# One more elementary question, on square roots

## Main Question or Discussion Point

Hi all,

is there a general way of proving that

sqrt(r1) + sqrt(r2) + sqrt(r3) + ... + sqrt(rn) is irrational, given that none of r1, r2, r3, ..., rn is the square of a rational number?

(or is this statement even true in general?)

for the case when n = 2, the proof is quite straight-forward; i think it can be found in most elementary textbooks.

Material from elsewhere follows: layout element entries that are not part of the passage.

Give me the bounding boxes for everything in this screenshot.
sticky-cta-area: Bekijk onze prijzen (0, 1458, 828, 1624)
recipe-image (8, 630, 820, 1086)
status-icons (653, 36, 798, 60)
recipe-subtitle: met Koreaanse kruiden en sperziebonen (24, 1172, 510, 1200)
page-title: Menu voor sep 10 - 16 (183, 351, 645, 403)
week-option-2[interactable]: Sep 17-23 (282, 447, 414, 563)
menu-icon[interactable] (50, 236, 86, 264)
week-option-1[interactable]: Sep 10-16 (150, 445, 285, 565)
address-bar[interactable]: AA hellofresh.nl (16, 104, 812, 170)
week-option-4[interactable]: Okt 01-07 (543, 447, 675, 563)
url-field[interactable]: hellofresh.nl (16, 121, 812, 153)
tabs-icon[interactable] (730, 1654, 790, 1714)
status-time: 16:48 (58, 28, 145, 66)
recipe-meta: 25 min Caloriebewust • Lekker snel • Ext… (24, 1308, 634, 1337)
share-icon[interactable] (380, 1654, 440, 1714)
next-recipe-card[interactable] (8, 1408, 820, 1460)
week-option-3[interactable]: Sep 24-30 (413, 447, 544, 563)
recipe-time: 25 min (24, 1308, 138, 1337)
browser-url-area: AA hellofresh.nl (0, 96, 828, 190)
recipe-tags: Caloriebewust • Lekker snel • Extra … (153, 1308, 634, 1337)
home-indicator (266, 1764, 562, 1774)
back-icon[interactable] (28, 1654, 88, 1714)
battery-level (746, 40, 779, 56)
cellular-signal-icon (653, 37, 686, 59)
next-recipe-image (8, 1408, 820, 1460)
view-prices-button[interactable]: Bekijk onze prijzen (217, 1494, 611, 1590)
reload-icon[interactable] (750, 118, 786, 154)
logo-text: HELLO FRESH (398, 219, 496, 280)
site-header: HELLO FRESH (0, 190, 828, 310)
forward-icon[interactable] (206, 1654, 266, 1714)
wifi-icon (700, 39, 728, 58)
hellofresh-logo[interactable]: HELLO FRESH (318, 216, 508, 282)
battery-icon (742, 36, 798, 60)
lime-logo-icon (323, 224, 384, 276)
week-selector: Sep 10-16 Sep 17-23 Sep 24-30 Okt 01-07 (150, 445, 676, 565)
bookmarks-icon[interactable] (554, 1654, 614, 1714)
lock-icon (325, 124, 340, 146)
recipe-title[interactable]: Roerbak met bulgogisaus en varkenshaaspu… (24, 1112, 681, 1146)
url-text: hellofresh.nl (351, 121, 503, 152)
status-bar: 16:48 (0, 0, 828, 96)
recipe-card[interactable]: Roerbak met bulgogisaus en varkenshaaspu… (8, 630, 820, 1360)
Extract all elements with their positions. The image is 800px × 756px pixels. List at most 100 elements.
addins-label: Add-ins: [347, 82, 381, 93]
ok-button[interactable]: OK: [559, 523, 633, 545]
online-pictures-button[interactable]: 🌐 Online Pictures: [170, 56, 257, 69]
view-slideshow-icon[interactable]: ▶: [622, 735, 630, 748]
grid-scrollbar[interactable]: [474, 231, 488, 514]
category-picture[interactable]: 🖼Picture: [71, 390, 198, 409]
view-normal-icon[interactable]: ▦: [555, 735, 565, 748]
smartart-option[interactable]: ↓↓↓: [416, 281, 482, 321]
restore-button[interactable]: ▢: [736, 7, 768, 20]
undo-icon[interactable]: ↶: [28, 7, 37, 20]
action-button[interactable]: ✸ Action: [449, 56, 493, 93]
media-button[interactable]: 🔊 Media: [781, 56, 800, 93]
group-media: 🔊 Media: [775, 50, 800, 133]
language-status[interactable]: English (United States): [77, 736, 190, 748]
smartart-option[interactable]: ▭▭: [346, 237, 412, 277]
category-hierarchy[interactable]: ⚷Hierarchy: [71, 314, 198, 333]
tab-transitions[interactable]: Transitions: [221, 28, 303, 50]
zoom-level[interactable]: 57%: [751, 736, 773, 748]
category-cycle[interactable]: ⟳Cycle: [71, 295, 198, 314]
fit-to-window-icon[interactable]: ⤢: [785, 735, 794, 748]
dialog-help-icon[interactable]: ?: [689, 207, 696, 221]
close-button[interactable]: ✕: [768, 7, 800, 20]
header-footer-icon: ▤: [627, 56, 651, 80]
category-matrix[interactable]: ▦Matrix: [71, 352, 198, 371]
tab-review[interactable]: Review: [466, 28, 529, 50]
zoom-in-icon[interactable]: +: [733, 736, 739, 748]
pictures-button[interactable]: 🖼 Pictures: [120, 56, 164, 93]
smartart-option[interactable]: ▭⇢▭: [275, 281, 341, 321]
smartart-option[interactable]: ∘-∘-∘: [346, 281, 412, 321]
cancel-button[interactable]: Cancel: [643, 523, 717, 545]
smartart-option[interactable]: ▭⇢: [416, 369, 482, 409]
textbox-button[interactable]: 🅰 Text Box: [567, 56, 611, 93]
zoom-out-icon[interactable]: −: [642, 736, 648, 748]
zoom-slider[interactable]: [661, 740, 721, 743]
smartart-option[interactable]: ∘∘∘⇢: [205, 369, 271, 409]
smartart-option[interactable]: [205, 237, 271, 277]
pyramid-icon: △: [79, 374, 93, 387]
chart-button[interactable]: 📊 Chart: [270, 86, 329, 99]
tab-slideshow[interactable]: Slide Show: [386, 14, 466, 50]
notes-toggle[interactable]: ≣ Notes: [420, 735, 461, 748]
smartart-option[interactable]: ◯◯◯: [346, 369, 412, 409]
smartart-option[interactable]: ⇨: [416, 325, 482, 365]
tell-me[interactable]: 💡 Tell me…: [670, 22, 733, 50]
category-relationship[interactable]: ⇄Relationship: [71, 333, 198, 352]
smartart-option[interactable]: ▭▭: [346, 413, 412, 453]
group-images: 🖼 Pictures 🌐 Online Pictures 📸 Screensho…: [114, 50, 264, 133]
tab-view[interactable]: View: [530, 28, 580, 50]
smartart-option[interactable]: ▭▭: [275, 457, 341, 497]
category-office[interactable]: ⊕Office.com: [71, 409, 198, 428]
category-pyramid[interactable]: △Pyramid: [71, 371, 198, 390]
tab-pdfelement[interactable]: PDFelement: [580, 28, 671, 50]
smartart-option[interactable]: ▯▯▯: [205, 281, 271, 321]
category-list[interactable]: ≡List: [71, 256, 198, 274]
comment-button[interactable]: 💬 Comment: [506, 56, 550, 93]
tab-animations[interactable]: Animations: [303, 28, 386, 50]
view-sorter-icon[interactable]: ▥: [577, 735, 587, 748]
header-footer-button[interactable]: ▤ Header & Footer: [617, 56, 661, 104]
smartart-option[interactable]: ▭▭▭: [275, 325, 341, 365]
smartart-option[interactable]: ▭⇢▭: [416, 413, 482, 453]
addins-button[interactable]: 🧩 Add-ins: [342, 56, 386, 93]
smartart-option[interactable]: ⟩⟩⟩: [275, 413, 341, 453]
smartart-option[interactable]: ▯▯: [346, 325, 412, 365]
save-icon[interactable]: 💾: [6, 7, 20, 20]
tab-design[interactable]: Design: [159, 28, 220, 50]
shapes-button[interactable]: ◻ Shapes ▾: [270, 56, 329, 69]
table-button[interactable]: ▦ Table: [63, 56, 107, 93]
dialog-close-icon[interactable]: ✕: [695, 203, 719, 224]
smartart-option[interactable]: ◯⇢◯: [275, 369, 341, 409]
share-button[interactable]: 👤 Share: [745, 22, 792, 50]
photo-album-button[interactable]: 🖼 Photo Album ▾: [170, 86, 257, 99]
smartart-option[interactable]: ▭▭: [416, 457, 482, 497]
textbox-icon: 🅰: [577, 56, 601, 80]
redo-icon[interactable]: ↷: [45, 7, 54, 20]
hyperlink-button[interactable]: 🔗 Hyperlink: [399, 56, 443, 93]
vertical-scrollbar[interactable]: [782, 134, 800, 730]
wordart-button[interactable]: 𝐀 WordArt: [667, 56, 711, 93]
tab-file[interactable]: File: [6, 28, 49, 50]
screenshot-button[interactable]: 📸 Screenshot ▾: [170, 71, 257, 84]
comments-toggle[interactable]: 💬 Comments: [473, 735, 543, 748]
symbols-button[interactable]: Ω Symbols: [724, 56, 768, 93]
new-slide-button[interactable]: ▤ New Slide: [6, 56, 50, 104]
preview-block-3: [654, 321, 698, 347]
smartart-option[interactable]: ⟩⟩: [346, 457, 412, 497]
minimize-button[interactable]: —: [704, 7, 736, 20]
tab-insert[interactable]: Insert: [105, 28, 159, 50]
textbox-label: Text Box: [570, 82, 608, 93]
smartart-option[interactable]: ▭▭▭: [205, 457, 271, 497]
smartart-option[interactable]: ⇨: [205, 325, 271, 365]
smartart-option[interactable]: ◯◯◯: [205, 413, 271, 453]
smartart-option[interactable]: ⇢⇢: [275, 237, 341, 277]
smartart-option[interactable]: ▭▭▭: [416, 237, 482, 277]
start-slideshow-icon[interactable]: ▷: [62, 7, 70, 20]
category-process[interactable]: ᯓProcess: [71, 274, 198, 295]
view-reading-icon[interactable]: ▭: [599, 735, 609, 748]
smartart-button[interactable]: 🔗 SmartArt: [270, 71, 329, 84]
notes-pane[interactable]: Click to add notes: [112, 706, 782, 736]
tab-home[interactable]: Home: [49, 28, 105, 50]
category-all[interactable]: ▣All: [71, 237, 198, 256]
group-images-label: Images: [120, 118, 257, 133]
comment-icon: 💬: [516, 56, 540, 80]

Letting sqrt(a) + sqrt(b) = r, where r is rational, we have

sqrt(a) - sqrt(b) = (a - b) / r = q, where q is rational.

Therefore adding the two equations and halving the result gives

sqrt(a) = 1/2(r + q), which is rational, contradicting our hypothesis.

i tried to extend this proof to the case n = 3, although my proof is quite clumsy and i'm not sure whether it's correct.

however, i am interested to know whether it is true for all n, and if so how it can be proved. thanks for sharing :)

## Answers and Replies

Related Linear and Abstract Algebra News on Phys.org
CRGreathouse
Homework Helper
I don't understand your proof, so let me form a 'counterexample'. Please explain what I misunderstand that allows this.

Take 2 and $6-4\sqrt2$. The former is clearly not the square of a rational; the latter is the square of 2-sqrt(2) and as such not the square of a rational. Clearly, though,

$$\sqrt2+\sqrt{6-4\sqrt2}=\sqrt2+\left(2-\sqrt2\right)=2$$

is rational. What condition did I miss?

Last edited:
arildno
Homework Helper
Gold Member
Dearly Missed
CRGreathouse:
I believe r1....rn are meant to be RATIONAL numbers.

HallsofIvy
It is sufficient to prove that if r1 and r2 are rational numbers that are not the squares of rational numbers (so that $\sqrt{r_1}$ and $\sqrt{r_2}$ are irrational, then $\sqrt{r_1}+ \sqrt{r_2}$ is irrational). That's "non-trivial" since the sum of two irrational numbers may be rational. You should be able to show that if $\sqrt{r_1}+ \sqrt{r_2}$ is rational then so is $\sqrt{r_1}- \sqrt{r_2}$. From that the result follows easily.